There are many ways of increasing dependencies on services. From the outset needs analysis is about the best, since it confuses service categories with human needs and simultaneously convinces those that are being analysed that their capacities are irrelevant, only their needs matter. And so the most disruptively innovative step a radical takes is to move from needs analysis to a participatory asset inventory that is led by communities themselves. Radicals know that we can’t know what people need, until we and they first know what they have.

Habit #3: Increase interdependency

Deinstitutionalisation is not a new concept. Today I spoke at the Swedish National Social Care Convention. I addressed an audience of some 700 social workers, many of whom led the drive to close institutions across Sweden over twenty years ago. But they tell me that for many, community care is tantamount to lonely living.

Radicals don’t just shut down institutions, they are intentional about promoting a great level of interdependency between the people they serve and the community at large.

Habit #4: Be Authentic about the limits

Systems and institutions are not designed to care; people care, systems produce services to a standardized format and are structured to enable the few to control the many. Radicals get this, accept it, and move on; they do not try to reform the system to do what it can’t. A radical is also a pragmatist who accepts that institutions have functions, and so to do communities. They are clear, that institutions cannot and should not replace the functions of individuals, families and communities.

What is the service for loneliness? There isn’t one! If you think that befriending schemes are the answer, then I hate to break it to you, but you’re not a radical.

Habit #5: Clear and vocal about what Community can do

Radicals understand that communities have irreplaceable functions that if not done by them, can not be done by any other. They are clear, therefore, around what it is they believe communities must do to be the change they seek. Their voice is a revelatory one, they often see what is invisible to most, and invite it into expression.

Habit #6: Do no Harm

Radicals understand the harm they can do; they know that helping hurts as well as heals, and they see clearly the iatrogenic effects that their systems regularly bring about. Their prime directive is, therefore, to do no harm to the individual agency of the people they serve, and the community capacities that can serve to grow interdependence beyond institutional boundaries.

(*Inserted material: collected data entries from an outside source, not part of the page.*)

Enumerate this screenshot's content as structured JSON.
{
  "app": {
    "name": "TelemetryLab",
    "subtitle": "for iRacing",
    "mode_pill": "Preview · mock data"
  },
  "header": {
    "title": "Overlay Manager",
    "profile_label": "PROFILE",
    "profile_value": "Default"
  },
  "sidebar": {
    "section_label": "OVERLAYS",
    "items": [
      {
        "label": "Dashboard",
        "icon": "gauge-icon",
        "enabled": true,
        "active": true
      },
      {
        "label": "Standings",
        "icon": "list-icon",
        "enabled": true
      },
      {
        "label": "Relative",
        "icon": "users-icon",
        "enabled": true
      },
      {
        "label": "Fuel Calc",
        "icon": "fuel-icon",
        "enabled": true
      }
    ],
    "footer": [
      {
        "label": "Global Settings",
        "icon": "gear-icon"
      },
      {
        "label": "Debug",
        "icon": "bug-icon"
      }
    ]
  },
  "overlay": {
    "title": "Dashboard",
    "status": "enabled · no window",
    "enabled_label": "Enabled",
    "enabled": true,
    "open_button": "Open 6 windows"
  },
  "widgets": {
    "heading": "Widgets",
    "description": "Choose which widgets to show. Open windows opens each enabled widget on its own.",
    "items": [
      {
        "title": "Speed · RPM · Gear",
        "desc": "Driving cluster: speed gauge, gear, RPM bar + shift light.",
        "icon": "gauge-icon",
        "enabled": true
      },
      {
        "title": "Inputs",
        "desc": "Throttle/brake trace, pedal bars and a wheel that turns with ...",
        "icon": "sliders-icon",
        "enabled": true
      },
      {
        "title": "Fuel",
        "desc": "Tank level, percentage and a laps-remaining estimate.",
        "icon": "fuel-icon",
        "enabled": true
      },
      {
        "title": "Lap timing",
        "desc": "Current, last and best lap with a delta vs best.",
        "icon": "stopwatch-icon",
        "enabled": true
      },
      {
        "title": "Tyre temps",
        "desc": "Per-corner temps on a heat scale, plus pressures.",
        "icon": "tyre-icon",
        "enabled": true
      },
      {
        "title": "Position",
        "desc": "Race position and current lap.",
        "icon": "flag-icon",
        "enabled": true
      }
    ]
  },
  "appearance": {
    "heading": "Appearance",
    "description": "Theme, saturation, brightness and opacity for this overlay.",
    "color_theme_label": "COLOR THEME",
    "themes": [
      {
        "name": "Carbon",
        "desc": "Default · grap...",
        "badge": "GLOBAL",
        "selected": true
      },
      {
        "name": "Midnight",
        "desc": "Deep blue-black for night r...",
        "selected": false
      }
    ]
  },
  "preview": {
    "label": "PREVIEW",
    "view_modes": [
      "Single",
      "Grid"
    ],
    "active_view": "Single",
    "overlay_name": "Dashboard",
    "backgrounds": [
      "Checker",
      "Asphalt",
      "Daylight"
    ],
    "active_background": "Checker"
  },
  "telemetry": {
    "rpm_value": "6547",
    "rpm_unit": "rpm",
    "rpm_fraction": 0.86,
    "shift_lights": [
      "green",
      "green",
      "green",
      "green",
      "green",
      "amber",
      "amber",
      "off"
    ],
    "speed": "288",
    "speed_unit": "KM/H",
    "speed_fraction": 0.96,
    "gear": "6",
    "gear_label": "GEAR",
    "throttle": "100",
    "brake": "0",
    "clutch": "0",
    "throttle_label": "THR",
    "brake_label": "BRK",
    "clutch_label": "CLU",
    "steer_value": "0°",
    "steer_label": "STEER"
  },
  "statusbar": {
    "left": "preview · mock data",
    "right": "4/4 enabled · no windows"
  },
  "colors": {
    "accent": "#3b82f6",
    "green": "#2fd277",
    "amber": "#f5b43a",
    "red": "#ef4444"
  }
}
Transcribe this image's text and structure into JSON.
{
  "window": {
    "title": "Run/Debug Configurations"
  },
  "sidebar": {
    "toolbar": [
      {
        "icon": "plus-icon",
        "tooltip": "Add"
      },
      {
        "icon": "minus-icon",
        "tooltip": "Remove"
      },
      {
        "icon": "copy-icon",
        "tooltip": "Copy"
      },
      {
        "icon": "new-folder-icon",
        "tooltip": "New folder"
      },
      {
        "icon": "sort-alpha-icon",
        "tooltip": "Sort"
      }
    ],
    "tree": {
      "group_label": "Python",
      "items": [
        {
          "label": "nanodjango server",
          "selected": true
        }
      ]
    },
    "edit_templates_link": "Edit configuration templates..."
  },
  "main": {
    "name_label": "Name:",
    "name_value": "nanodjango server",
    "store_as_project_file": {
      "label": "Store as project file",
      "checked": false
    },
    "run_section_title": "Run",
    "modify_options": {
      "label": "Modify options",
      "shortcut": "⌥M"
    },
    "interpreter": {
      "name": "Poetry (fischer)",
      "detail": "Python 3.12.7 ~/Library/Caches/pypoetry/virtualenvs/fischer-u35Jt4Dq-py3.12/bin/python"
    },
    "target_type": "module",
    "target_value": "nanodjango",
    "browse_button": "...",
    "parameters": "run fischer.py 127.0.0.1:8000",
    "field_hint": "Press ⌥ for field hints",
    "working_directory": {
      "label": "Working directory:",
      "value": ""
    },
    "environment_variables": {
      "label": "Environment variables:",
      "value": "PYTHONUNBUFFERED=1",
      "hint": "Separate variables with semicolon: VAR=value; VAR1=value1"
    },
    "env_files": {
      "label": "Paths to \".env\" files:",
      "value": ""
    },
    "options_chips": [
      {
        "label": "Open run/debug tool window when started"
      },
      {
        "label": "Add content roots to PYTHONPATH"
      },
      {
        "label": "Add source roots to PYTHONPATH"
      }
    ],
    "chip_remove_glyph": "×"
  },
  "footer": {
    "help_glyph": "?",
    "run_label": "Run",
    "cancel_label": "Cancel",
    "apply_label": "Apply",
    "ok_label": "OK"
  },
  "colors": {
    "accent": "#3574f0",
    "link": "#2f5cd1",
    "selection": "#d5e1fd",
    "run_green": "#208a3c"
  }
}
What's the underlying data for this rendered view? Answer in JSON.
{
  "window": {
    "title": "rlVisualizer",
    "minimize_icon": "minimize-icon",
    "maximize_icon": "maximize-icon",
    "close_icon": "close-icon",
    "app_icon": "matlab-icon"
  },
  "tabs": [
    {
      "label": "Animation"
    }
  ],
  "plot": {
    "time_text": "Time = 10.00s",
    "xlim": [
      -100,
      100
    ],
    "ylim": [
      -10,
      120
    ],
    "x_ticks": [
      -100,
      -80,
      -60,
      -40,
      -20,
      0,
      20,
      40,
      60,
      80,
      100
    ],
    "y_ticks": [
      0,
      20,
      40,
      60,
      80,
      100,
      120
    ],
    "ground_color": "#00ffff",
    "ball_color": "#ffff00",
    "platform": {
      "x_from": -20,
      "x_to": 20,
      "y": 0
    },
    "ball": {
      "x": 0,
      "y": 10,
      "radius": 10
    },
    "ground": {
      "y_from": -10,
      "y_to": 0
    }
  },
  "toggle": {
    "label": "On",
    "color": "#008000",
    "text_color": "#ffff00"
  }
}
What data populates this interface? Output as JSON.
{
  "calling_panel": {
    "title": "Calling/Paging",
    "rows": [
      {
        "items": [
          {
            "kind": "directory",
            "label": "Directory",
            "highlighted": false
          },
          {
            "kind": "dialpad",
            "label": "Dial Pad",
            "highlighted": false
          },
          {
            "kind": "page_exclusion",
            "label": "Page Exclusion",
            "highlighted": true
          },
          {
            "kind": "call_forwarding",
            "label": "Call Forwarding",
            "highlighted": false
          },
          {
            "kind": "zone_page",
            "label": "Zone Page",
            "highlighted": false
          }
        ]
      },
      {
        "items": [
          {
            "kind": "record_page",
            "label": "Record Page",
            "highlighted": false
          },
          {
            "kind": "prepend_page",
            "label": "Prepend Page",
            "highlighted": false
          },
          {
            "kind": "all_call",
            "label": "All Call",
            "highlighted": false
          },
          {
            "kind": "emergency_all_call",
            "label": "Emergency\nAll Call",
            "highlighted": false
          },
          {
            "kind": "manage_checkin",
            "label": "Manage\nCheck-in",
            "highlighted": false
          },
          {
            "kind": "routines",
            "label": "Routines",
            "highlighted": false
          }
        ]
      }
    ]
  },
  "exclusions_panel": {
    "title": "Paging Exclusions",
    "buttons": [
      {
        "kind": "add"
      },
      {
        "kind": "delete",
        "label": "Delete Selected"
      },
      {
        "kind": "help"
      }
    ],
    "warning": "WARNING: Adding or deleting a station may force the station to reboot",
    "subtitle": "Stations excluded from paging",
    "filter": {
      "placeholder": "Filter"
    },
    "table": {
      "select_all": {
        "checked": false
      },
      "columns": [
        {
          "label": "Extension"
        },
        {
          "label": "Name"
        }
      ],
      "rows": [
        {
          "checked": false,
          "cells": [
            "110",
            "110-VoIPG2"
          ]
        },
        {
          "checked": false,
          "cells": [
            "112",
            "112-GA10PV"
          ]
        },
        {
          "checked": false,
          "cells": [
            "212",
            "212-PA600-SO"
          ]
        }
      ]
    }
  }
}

Habit #7: Don’t reform; re-function.

Radicals are not invested in reforming their institutions and its systems. They understand that form follows function and that most institutions have never figured out their function, and therefore are formless. Many public sector institutions and some civil society organisations have lost sight of their function to serve the public good. Local governments throughout the world, for example, have become so focused on the provision of statutory services that they have failed to attend to their functions as stewards of local democracy. Consequently they have come to treat people as clients of their services, and not as citizens with authority; at the centre of local democratic life.

Hence we do not need reform, we need re-function. Institutions, which were once hatched from associational life, have become bloated and arrogant. Their function is simply to do what we cannot do in associational life, no more, no less. Yet they regularly colonise our lives and our neighbours, attempting to manage, regulate, curricularise and otherwise control free space. Restoring the function of our systems is the work of radicals, and in essence is an effort towards halting the expansion of the systems world into the associational world. Another motto of the radical is: Institutions know your place.